Senior leadership often comes across as rude, avoidant, and heavily influenced by favoritism. Employee feedback is routinely ignored, and decisions frequently contradict the concerns raised by staff. The culture has become one where people feel they have to fend for themselves rather than collaborate.
Technology teams, in particular, struggle with alignment, cohesion, and delivery. Collaboration is limited, and the environment feels fragmented. A small group of senior leaders — the same two to three people who have controlled everything for years, including the infamous “Double D” duo — continue to dominate decisions and shape the culture, creating bottlenecks and reinforcing the same unhealthy patterns.
Many employees describe the environment as toxic, with recurring reports of bullying, intimidation, and exclusion. Performance management is deeply influenced by favoritism; if you’re not in the preferred circle, you’re at a disadvantage from the start. The rest are essentially written off.

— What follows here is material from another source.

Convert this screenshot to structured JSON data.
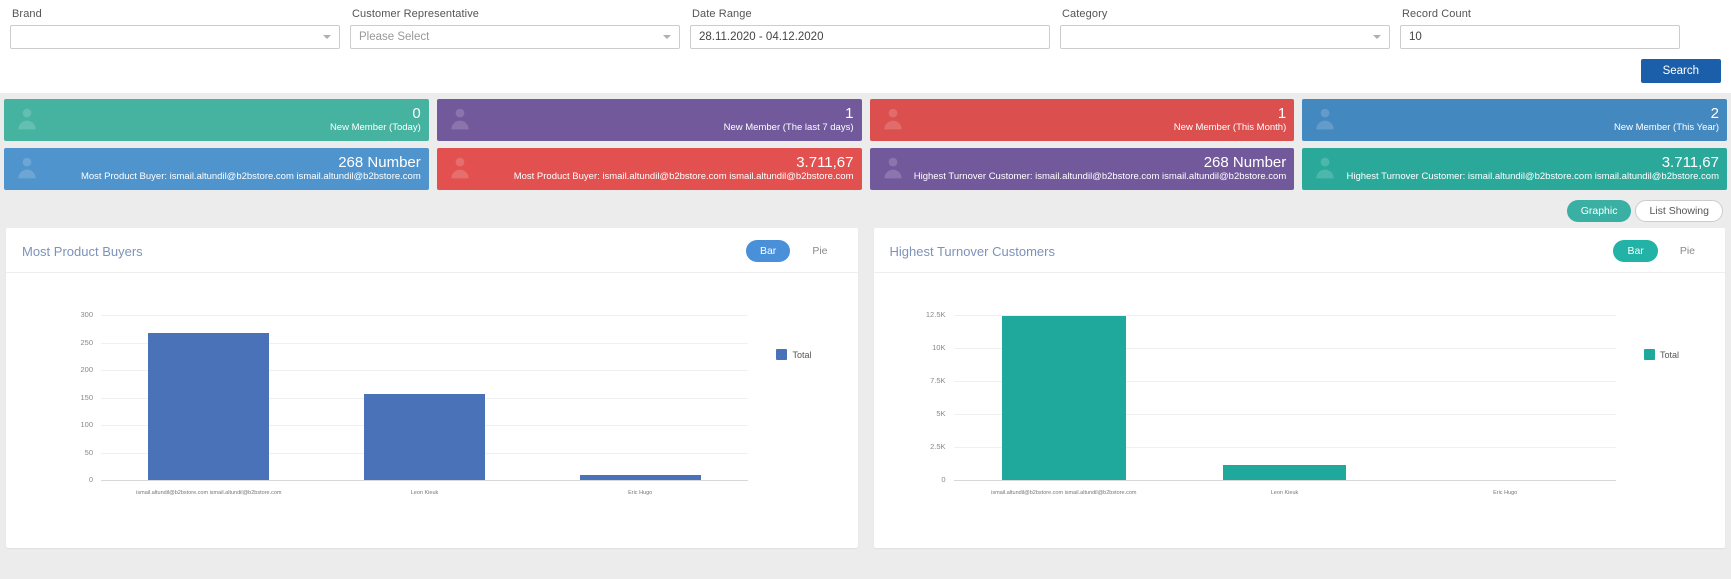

Meanwhile, the company continues to operate with essentially one core credit card product, yet claims to be short another 400 people in tech — which feels more like empire‑building than strategic necessity.
Overall, the workplace culture is demoralizing. It’s hard to remember the last time teams genuinely celebrated an achievement or felt proud of what they delivered. The environment feels stagnant, political, and disconnected from the needs of employees.